Revelation, wisdom, inner peace – they come hard in Lipsyte’s world, if they come at all, which doesn’t keep these stories from being, as my sisters would say, “a hoot.” There’s only one underachiever in the bunch, the heavy-handed “Republic of Empathy,” but even subpar Lipsyte delivers plenty of funk, spunk and fizz. His portrayals of adolescence are pitch-perfect heartbreakers, especially the saga of high school shot-putters in “Ode to Oldcorn.” “Deniers,” which may be the best of this fine collection, features the 30-year-old Mandy, teacher of cardio ballet at the Manhattan Jewish Community Center and daughter of Jacob, a Holocaust survivor with a mean streak.

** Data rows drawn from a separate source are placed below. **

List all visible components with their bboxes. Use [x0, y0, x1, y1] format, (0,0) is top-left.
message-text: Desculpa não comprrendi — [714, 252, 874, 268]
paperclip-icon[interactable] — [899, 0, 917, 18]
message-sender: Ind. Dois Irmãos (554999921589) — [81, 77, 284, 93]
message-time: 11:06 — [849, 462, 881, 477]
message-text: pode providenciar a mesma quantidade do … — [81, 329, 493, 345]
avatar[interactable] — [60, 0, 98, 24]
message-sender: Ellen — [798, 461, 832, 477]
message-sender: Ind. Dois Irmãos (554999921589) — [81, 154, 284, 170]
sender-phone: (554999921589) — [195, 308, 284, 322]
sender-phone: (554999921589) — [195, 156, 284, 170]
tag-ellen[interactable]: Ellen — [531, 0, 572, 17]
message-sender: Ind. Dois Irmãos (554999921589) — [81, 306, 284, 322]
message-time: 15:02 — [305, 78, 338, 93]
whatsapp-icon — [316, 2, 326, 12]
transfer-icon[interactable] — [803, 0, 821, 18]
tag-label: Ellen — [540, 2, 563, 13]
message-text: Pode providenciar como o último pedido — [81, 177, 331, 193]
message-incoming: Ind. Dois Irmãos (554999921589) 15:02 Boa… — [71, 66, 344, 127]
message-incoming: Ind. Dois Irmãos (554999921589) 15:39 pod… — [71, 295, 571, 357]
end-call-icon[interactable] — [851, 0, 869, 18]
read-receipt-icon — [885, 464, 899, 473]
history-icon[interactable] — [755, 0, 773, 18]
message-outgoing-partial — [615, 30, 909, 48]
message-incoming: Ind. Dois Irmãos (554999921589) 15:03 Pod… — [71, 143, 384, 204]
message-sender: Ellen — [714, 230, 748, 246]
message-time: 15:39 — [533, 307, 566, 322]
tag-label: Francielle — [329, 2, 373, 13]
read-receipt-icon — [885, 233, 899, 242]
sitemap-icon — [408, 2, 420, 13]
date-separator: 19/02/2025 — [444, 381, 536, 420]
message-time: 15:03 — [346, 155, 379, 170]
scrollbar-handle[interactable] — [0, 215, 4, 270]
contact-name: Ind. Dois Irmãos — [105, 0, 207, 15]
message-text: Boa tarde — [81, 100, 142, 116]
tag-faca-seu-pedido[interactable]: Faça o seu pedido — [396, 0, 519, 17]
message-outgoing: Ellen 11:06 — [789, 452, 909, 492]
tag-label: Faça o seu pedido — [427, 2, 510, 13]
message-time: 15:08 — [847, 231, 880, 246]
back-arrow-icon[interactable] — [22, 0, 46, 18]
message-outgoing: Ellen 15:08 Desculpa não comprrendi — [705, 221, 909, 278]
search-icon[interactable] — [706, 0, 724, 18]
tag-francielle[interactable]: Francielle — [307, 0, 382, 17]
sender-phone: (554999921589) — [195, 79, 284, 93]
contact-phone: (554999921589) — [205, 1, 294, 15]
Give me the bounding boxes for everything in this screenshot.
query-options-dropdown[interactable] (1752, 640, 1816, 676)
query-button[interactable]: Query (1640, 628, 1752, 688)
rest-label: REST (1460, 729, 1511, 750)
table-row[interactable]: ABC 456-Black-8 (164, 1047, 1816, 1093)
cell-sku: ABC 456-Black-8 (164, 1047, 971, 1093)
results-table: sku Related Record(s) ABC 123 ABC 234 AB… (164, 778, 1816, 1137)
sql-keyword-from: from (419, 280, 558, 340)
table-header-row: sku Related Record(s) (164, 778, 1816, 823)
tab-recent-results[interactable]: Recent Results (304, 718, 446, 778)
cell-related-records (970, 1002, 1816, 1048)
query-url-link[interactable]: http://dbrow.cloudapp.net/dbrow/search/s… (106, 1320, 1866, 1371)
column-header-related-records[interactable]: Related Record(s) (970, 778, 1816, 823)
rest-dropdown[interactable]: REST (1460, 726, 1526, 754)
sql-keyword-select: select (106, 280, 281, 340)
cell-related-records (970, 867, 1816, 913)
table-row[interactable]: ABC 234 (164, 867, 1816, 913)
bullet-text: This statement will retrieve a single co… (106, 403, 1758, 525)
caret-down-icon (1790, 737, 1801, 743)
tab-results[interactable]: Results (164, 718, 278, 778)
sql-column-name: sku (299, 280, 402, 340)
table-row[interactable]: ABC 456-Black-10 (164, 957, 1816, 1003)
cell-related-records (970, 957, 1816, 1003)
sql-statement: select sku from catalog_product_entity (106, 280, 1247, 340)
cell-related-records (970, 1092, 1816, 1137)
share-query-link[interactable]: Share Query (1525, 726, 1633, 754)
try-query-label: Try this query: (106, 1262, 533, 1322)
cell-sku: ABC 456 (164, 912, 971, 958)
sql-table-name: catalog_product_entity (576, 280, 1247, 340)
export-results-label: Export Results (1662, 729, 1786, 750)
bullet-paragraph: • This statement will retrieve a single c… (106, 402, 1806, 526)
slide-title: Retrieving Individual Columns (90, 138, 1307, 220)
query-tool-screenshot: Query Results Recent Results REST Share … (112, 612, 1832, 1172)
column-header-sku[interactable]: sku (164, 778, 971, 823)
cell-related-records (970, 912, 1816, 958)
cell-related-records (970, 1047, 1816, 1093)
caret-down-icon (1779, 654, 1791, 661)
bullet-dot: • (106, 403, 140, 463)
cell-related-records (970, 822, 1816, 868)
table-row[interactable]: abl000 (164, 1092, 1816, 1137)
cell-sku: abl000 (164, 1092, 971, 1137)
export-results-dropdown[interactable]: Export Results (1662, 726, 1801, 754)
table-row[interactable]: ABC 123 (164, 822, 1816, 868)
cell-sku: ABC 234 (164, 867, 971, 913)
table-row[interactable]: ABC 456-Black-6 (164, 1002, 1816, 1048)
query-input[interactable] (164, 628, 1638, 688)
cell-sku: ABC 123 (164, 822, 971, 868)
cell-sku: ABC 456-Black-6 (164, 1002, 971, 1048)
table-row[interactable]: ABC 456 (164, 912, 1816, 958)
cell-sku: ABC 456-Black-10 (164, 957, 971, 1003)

Mandy is recovering from a serious crack habit and a shattered childhood; 12-step meetings, cardio classes and closure fantasies fill her days until a tall, handsome stranger stalks into her life, looking, as it turns out, to exorcise his skinhead past.

“Are you even attracted to me?” Mandy asks him at one point. “Not in a healthy sense,” he answers. “I mean, I definitely went out of my way to find the cutest girl at the J.C.C.”

The fun parts? Sure, the fun parts. And pretty much everything else, too.

(Ben Fountain's novel, ``Billy Lynn's Long Halftime Walk,'' was a finalist for the 2012 National Book Award.)